TEMPO.CO, Jakarta - Sudah kurus, pendek pula. Itulah Yanuarius Tole, bocah hampir tiga tahun asal Nusa Tenggara Timur (NTT). Tempo mendapatinya tengah digendong sang ibu di Puskesmas Beru, Kabupaten Sikka, pada Sabtu pekan lalu.
Berdasarkan data timbangan dan ukuran tinggi badan, Yanuarinus kalah jauh ketimbang bocah umumnya yang seusia dengannya. “Barusan ditimbang beratnya 9,2 kilogram,” kata Sicilia, sang ibu. "Tingginya 60 sentimeter."
Di NTT, kondisi yang dialami Yanuarius juga dialami banyak anak lainnya. Kepala Dinas Kesehatan Kabupaten Sikka, Delly Passande, mengatakan satu dari dua anak di Sikka mengalami gangguan pertumbuhan tinggi badan atau stunting. Angka ini berada di atas angka nasional yaitu 35 persen.
NTT adalah provinsi dengan prevalensi stunting tertinggi yaitu 58 persen. “Sebabnya adalah gizi buruk yang dialami janin dalam 1000 hari pertama sejak dalam masa kandungan sampai usia tiga tahun,” kata Delly saat ditemui di kantornya.
Dia menjelaskan, stunting adalah gangguan pertumbuhan yang terjadi pada balita di mana pertambahan tinggi badan anak tidak sesuai dengan pertambahan umur.

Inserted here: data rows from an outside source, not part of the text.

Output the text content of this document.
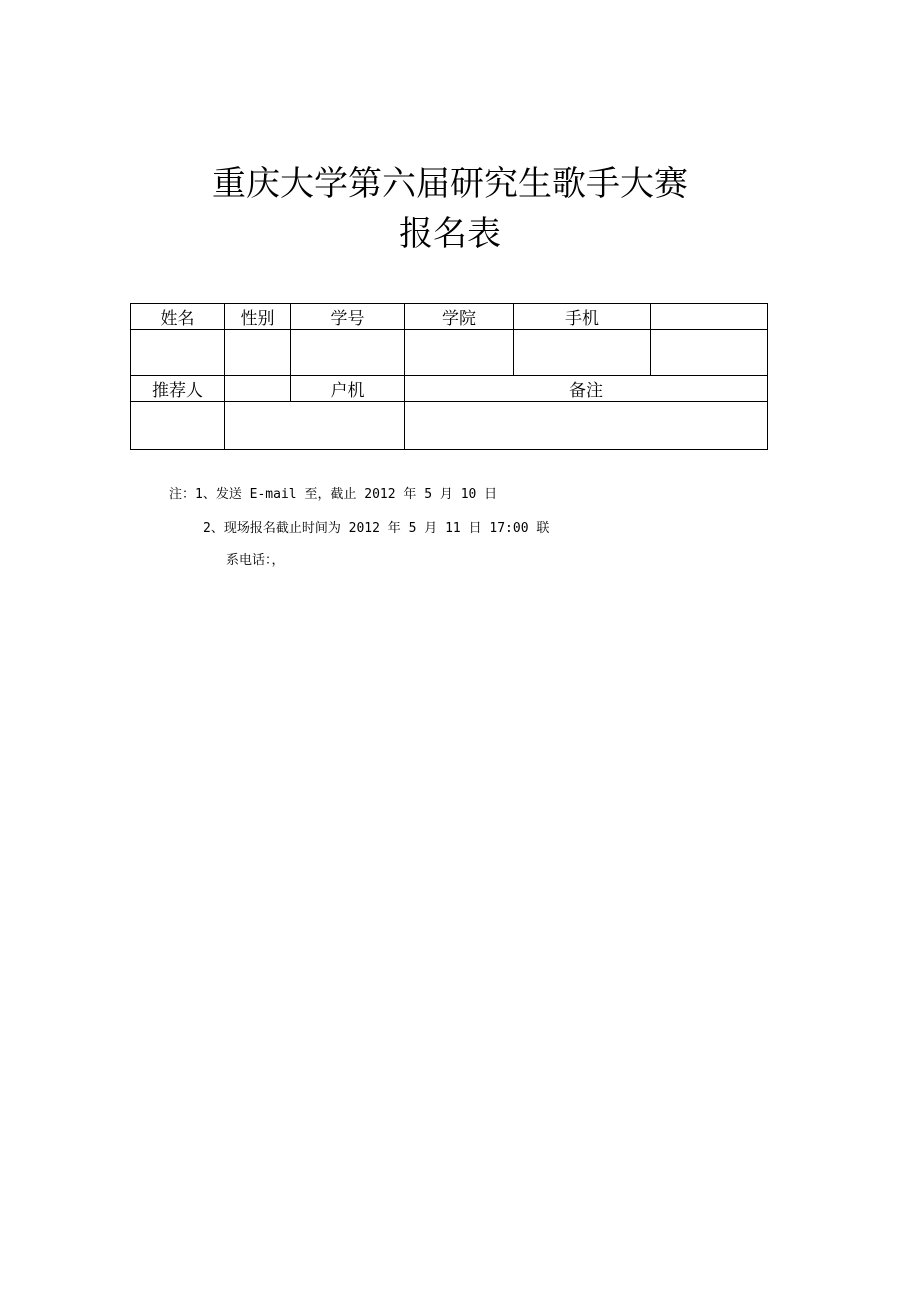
重庆大学第六届研究生歌手大赛
报名表
姓名	性别	学号	学院	手机	

推荐人		户机	备注		

注：1、发送 E-mail 至，截止 2012 年 5 月 10 日
2、现场报名截止时间为 2012 年 5 月 11 日 17:00 联
系电话：，
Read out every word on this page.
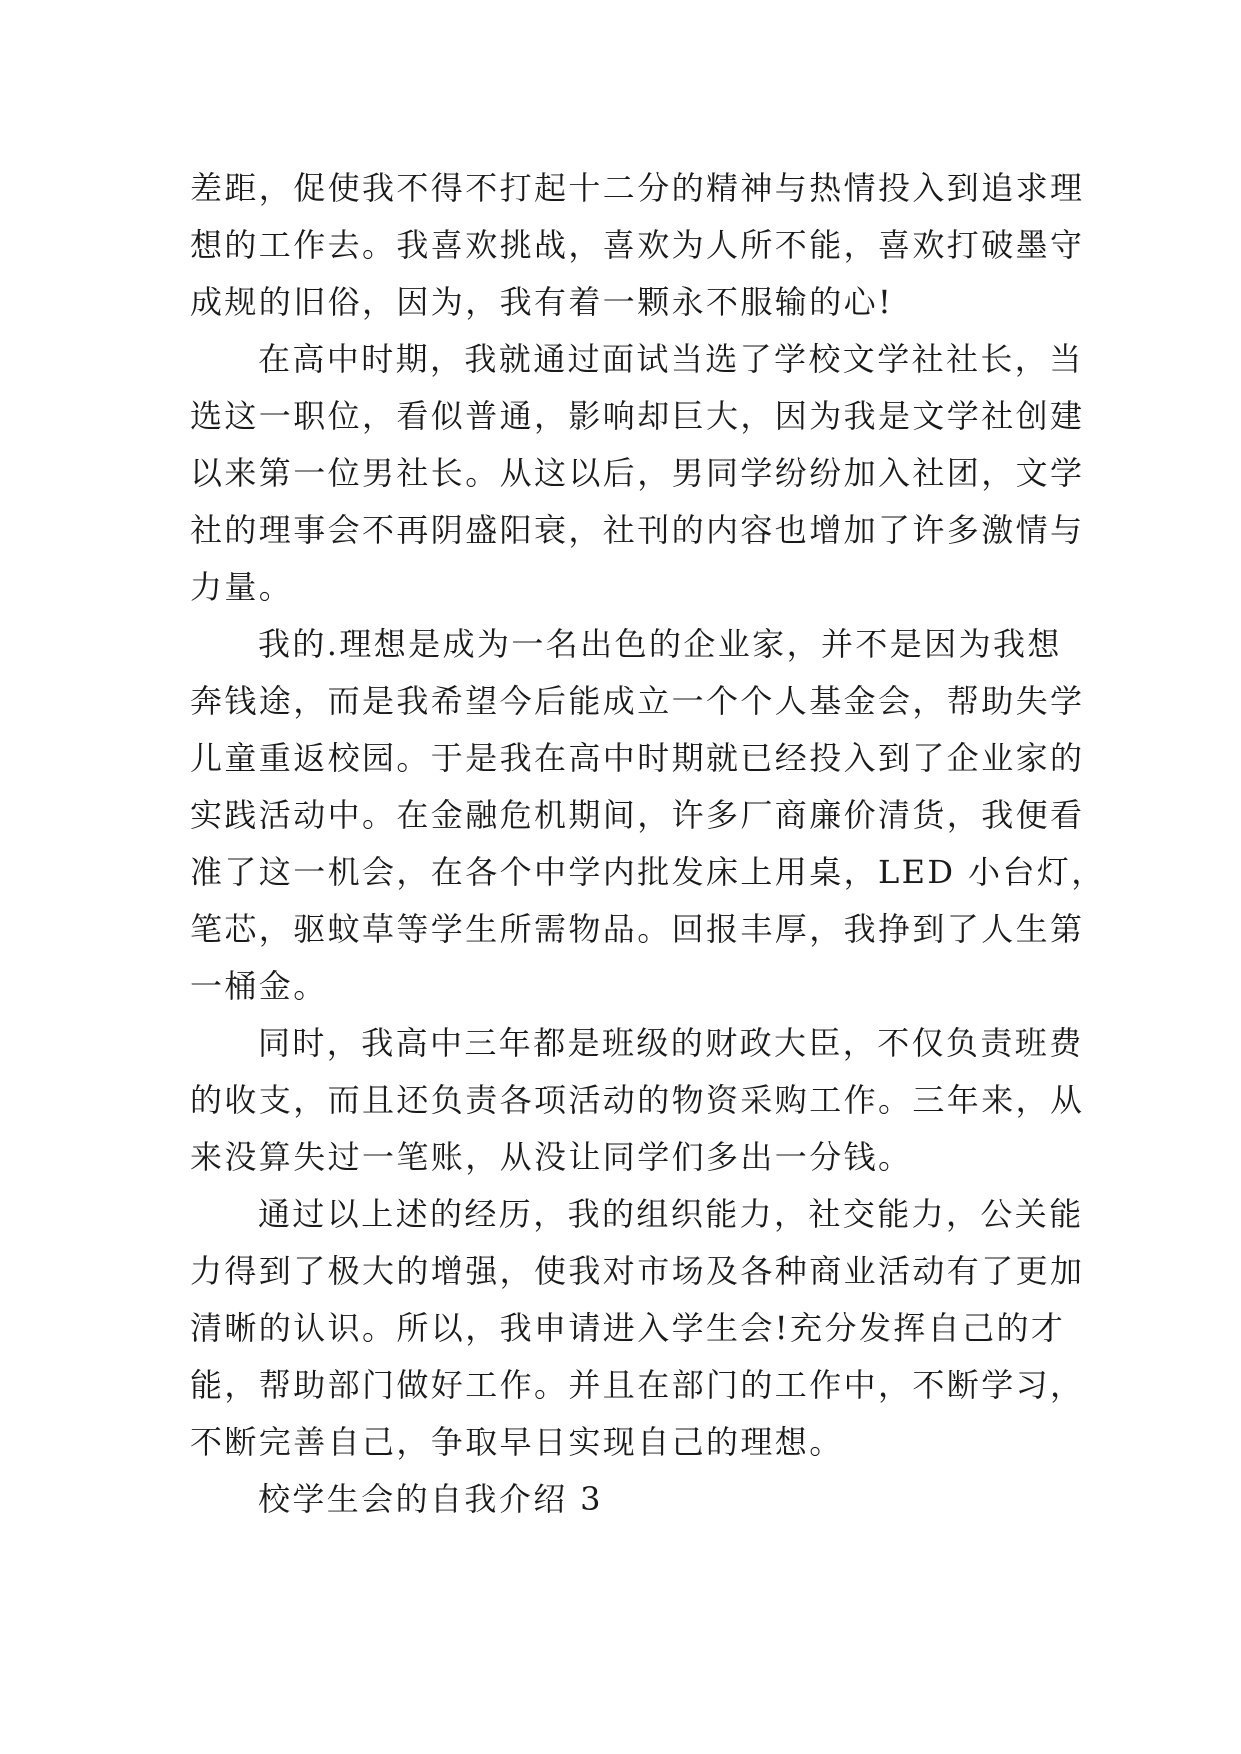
差距，促使我不得不打起十二分的精神与热情投入到追求理
想的工作去。我喜欢挑战，喜欢为人所不能，喜欢打破墨守
成规的旧俗，因为，我有着一颗永不服输的心!
在高中时期，我就通过面试当选了学校文学社社长，当
选这一职位，看似普通，影响却巨大，因为我是文学社创建
以来第一位男社长。从这以后，男同学纷纷加入社团，文学
社的理事会不再阴盛阳衰，社刊的内容也增加了许多激情与
力量。
我的.理想是成为一名出色的企业家，并不是因为我想
奔钱途，而是我希望今后能成立一个个人基金会，帮助失学
儿童重返校园。于是我在高中时期就已经投入到了企业家的
实践活动中。在金融危机期间，许多厂商廉价清货，我便看
准了这一机会，在各个中学内批发床上用桌，LED 小台灯，
笔芯，驱蚊草等学生所需物品。回报丰厚，我挣到了人生第
一桶金。
同时，我高中三年都是班级的财政大臣，不仅负责班费
的收支，而且还负责各项活动的物资采购工作。三年来，从
来没算失过一笔账，从没让同学们多出一分钱。
通过以上述的经历，我的组织能力，社交能力，公关能
力得到了极大的增强，使我对市场及各种商业活动有了更加
清晰的认识。所以，我申请进入学生会!充分发挥自己的才
能，帮助部门做好工作。并且在部门的工作中，不断学习，
不断完善自己，争取早日实现自己的理想。
校学生会的自我介绍 3
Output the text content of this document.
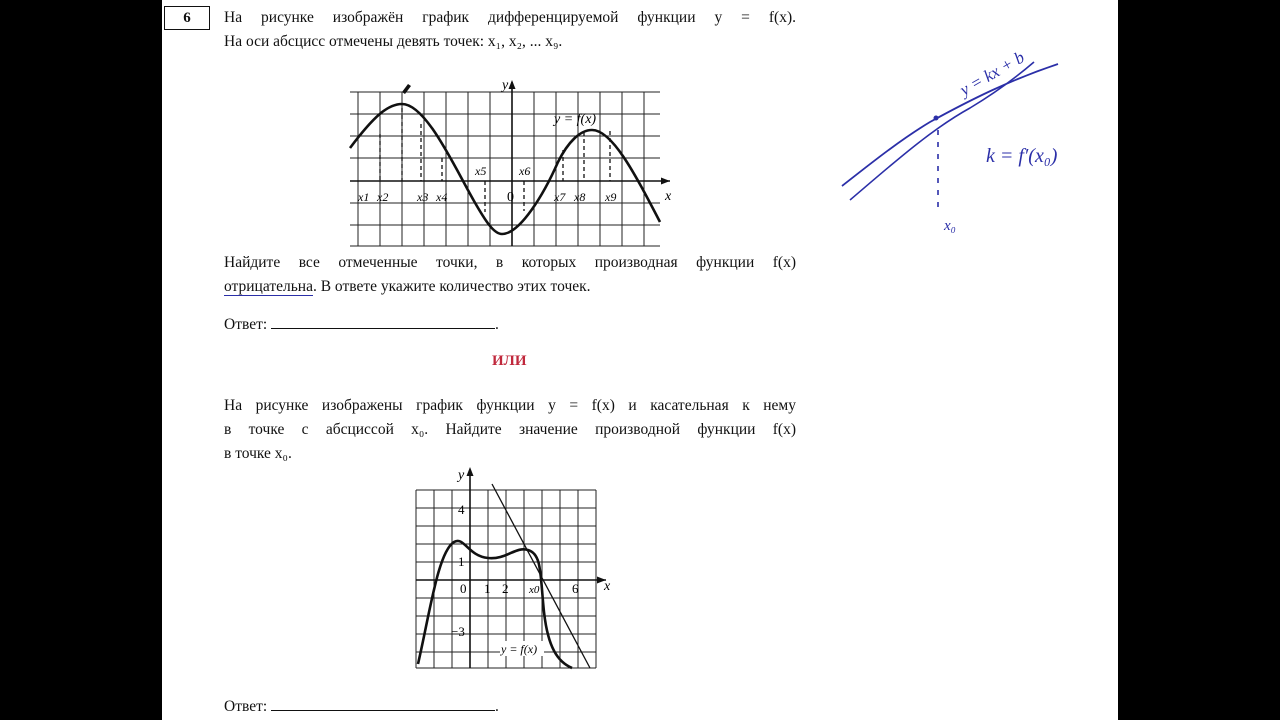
6	На рисунке изображён график дифференцируемой функции y = f(x).
На оси абсцисс отмечены девять точек: x₁, x₂, ... x₉.
y
x
y = f(x)
0
x1 x2 x3 x4
x5	x6
x7 x8 x9
Найдите все отмеченные точки, в которых производная функции f(x)
отрицательна. В ответе укажите количество этих точек.
Ответ:	.
ИЛИ
На рисунке изображены график функции y = f(x) и касательная к нему
в точке с абсциссой x₀. Найдите значение производной функции f(x)
в точке x₀.
y
x
4
1
0 1 2 x0	6
−3
y = f(x)
Ответ:	.
y = kx + b
k = f′(x₀)
x₀
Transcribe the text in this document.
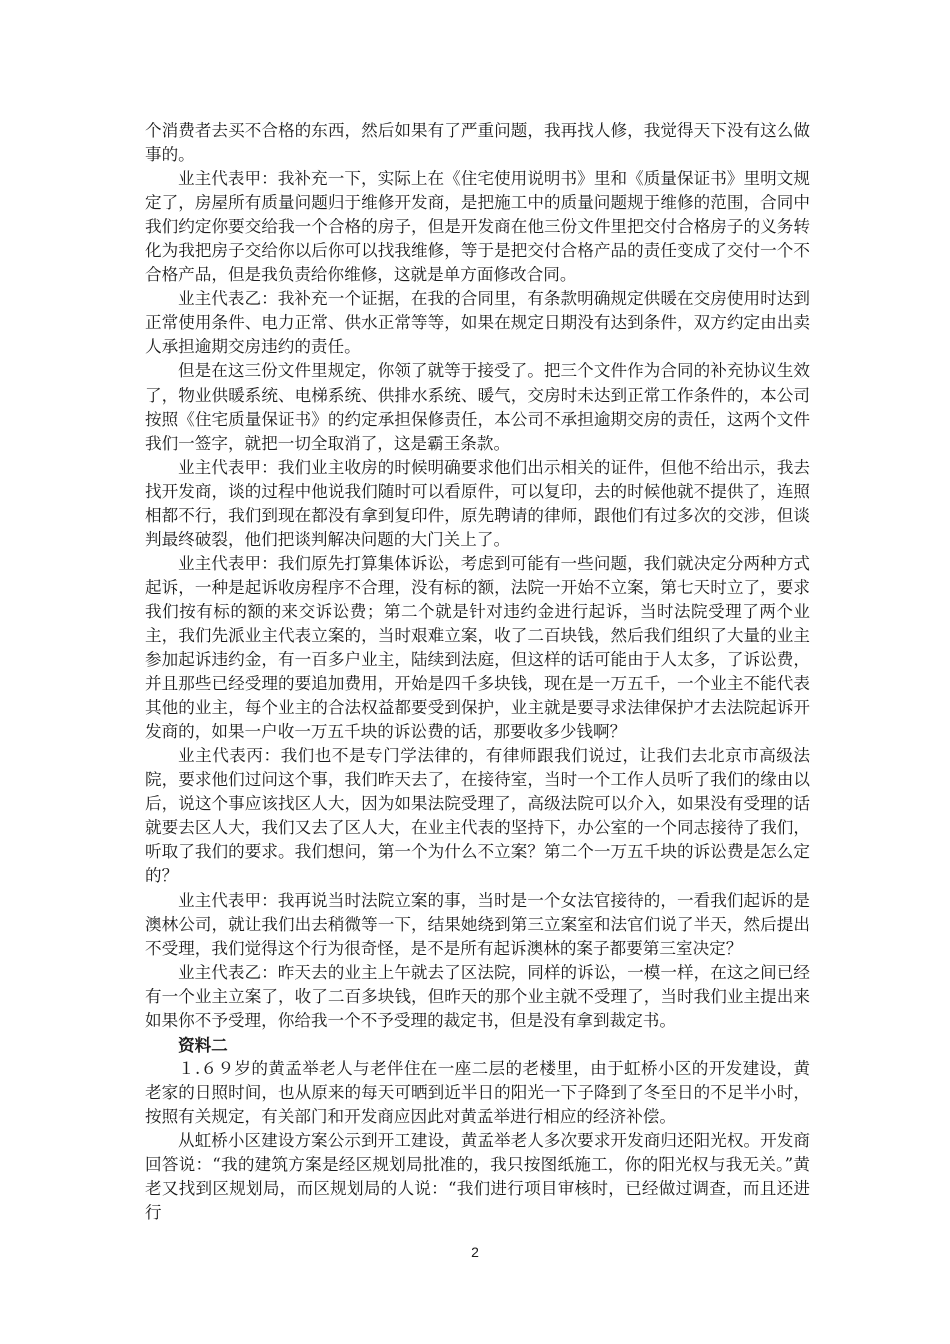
个消费者去买不合格的东西，然后如果有了严重问题，我再找人修，我觉得天下没有这么做事的。

业主代表甲：我补充一下，实际上在《住宅使用说明书》里和《质量保证书》里明文规定了，房屋所有质量问题归于维修开发商，是把施工中的质量问题规于维修的范围，合同中我们约定你要交给我一个合格的房子，但是开发商在他三份文件里把交付合格房子的义务转化为我把房子交给你以后你可以找我维修，等于是把交付合格产品的责任变成了交付一个不合格产品，但是我负责给你维修，这就是单方面修改合同。

业主代表乙：我补充一个证据，在我的合同里，有条款明确规定供暖在交房使用时达到正常使用条件、电力正常、供水正常等等，如果在规定日期没有达到条件，双方约定由出卖人承担逾期交房违约的责任。

但是在这三份文件里规定，你领了就等于接受了。把三个文件作为合同的补充协议生效了，物业供暖系统、电梯系统、供排水系统、暖气，交房时未达到正常工作条件的，本公司按照《住宅质量保证书》的约定承担保修责任，本公司不承担逾期交房的责任，这两个文件我们一签字，就把一切全取消了，这是霸王条款。

业主代表甲：我们业主收房的时候明确要求他们出示相关的证件，但他不给出示，我去找开发商，谈的过程中他说我们随时可以看原件，可以复印，去的时候他就不提供了，连照相都不行，我们到现在都没有拿到复印件，原先聘请的律师，跟他们有过多次的交涉，但谈判最终破裂，他们把谈判解决问题的大门关上了。

业主代表甲：我们原先打算集体诉讼，考虑到可能有一些问题，我们就决定分两种方式起诉，一种是起诉收房程序不合理，没有标的额，法院一开始不立案，第七天时立了，要求我们按有标的额的来交诉讼费；第二个就是针对违约金进行起诉，当时法院受理了两个业主，我们先派业主代表立案的，当时艰难立案，收了二百块钱，然后我们组织了大量的业主参加起诉违约金，有一百多户业主，陆续到法庭，但这样的话可能由于人太多，了诉讼费，并且那些已经受理的要追加费用，开始是四千多块钱，现在是一万五千，一个业主不能代表其他的业主，每个业主的合法权益都要受到保护，业主就是要寻求法律保护才去法院起诉开发商的，如果一户收一万五千块的诉讼费的话，那要收多少钱啊？

业主代表丙：我们也不是专门学法律的，有律师跟我们说过，让我们去北京市高级法院，要求他们过问这个事，我们昨天去了，在接待室，当时一个工作人员听了我们的缘由以后，说这个事应该找区人大，因为如果法院受理了，高级法院可以介入，如果没有受理的话就要去区人大，我们又去了区人大，在业主代表的坚持下，办公室的一个同志接待了我们，听取了我们的要求。我们想问，第一个为什么不立案？第二个一万五千块的诉讼费是怎么定的？

业主代表甲：我再说当时法院立案的事，当时是一个女法官接待的，一看我们起诉的是澳林公司，就让我们出去稍微等一下，结果她绕到第三立案室和法官们说了半天，然后提出不受理，我们觉得这个行为很奇怪，是不是所有起诉澳林的案子都要第三室决定？

业主代表乙：昨天去的业主上午就去了区法院，同样的诉讼，一模一样，在这之间已经有一个业主立案了，收了二百多块钱，但昨天的那个业主就不受理了，当时我们业主提出来如果你不予受理，你给我一个不予受理的裁定书，但是没有拿到裁定书。

资料二

１.６９岁的黄孟举老人与老伴住在一座二层的老楼里，由于虹桥小区的开发建设，黄老家的日照时间，也从原来的每天可晒到近半日的阳光一下子降到了冬至日的不足半小时，按照有关规定，有关部门和开发商应因此对黄孟举进行相应的经济补偿。

从虹桥小区建设方案公示到开工建设，黄孟举老人多次要求开发商归还阳光权。开发商回答说：“我的建筑方案是经区规划局批准的，我只按图纸施工，你的阳光权与我无关。”黄老又找到区规划局，而区规划局的人说：“我们进行项目审核时，已经做过调查，而且还进行

2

Pencegahannya dapat dilakukan sejak masa pra-kehamilan dimana seorang ibu harus mempunyai berat badan yang cukup sesuai dengan tinggi badannya.
Selain itu calon ibu juga harus mengkonsumsi makanan yang bergizi seimbang untuk menjaga pertambahan berat badan yang ideal untuk kehamilannya. Masa kehamilan dan menyusui menjadi sangat penting bagi seorang ibu karena akan sangat menentukan pertumbuhan dan perkembangan seorang anak.
Sicilia mengakui gejala-gejala itu. Rendahnya pendidikan dan tingkat ekonomi keluarga, membuat Sicilia tidak menghiraukan asupan gizi anak-anaknya sejak masa kandungan. “Makan seadanya saja,” kata perempuan 45 tahun itu.